Friday, Mar. 23, 2012
THEN
On March 23, 1944, tail gunner Nicholas Alkemade of the U.K.’s Royal Air Force survives an 18,000-foot (5,500-meter) jump without a parachute. Attacked by German planes while returning from a bombing mission, Alkemade decides to jump from the burning plane without his parachute, which had been torn to shreds by shrapnel. Large tree branches break his fall and a foot and a half of snow cushion his landing. He breaks no bones and only sprains an ankle. The Germans don’t believe his story and suspect him of being a spy until finding his unused parachute at the crash site.
NOW
Last Thursday, skydiver Felix Baumgartner successfully jumped from a height of 13.6 miles or 71,581 feet. During his 3 minute 33 second free fall he reached a speed of 364.4 mph. He opened his parachute when he was less than 8,000 feet above the New Mexico desert. The jump was a practice run for his upcoming, record-breaking 23-mile, 120,000-foot jump planned for this summer.

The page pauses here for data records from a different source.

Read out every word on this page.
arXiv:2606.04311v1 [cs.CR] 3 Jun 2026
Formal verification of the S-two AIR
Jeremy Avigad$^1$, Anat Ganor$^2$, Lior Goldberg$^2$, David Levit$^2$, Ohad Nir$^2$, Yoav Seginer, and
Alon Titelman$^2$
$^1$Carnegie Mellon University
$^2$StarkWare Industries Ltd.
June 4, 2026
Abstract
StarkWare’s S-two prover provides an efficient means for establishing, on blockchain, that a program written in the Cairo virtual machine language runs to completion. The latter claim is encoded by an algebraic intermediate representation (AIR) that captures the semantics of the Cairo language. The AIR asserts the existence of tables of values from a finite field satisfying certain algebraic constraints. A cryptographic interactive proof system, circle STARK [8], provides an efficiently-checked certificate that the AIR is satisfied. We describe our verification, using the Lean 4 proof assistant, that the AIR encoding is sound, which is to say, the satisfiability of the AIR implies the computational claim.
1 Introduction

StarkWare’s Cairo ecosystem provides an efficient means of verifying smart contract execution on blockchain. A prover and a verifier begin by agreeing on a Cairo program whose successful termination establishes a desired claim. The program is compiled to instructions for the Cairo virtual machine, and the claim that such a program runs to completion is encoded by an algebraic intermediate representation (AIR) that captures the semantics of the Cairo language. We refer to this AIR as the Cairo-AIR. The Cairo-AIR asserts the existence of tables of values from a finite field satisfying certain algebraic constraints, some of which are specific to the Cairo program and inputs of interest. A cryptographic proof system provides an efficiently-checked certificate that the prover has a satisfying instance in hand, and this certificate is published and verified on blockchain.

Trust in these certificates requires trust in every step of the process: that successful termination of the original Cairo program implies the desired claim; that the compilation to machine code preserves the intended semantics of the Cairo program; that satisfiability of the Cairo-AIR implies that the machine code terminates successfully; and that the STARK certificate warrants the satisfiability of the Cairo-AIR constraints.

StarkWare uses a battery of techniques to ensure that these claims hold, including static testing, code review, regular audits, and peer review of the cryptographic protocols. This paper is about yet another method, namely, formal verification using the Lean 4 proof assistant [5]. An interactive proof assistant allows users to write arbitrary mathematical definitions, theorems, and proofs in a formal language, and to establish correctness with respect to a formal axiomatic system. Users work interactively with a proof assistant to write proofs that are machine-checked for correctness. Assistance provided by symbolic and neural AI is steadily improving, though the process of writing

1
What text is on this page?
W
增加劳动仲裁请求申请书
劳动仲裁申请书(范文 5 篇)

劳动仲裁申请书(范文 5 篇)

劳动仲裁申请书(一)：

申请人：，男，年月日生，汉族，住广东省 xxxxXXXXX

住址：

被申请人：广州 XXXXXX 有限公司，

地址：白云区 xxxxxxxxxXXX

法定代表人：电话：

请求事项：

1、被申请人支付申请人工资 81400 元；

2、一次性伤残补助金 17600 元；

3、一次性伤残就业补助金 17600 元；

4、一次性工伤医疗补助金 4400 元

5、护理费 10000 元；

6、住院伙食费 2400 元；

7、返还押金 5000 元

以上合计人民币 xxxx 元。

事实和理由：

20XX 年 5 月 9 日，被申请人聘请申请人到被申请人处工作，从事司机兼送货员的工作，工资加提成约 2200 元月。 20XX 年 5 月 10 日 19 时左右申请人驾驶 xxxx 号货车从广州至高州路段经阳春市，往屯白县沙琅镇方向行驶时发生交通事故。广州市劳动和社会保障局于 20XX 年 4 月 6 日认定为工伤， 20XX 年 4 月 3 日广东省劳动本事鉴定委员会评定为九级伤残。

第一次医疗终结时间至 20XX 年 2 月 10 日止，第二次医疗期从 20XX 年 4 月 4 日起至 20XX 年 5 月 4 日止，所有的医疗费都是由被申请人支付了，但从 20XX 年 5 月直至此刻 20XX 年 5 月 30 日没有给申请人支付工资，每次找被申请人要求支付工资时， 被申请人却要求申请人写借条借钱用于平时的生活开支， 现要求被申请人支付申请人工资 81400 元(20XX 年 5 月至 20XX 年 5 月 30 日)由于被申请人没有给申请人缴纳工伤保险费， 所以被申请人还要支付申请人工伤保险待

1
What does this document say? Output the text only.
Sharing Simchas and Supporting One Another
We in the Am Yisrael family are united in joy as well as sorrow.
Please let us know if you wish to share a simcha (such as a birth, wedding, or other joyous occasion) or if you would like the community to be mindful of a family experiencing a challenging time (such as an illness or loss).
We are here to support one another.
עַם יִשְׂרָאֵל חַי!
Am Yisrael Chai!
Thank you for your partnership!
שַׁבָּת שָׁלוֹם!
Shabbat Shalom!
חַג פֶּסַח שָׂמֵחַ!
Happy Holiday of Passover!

The goal of the test was to have Baumgartner go beyond the altitude where humans can survive without a pressurized environment, which is 62,000 to 63,500 feet. Baumgartner ascended to his jump altitude in a pressurized capsule dangling from of a 165-foot-tall helium balloon. He was also wearing a pressurized suit. The capsule returned to earth by parachute.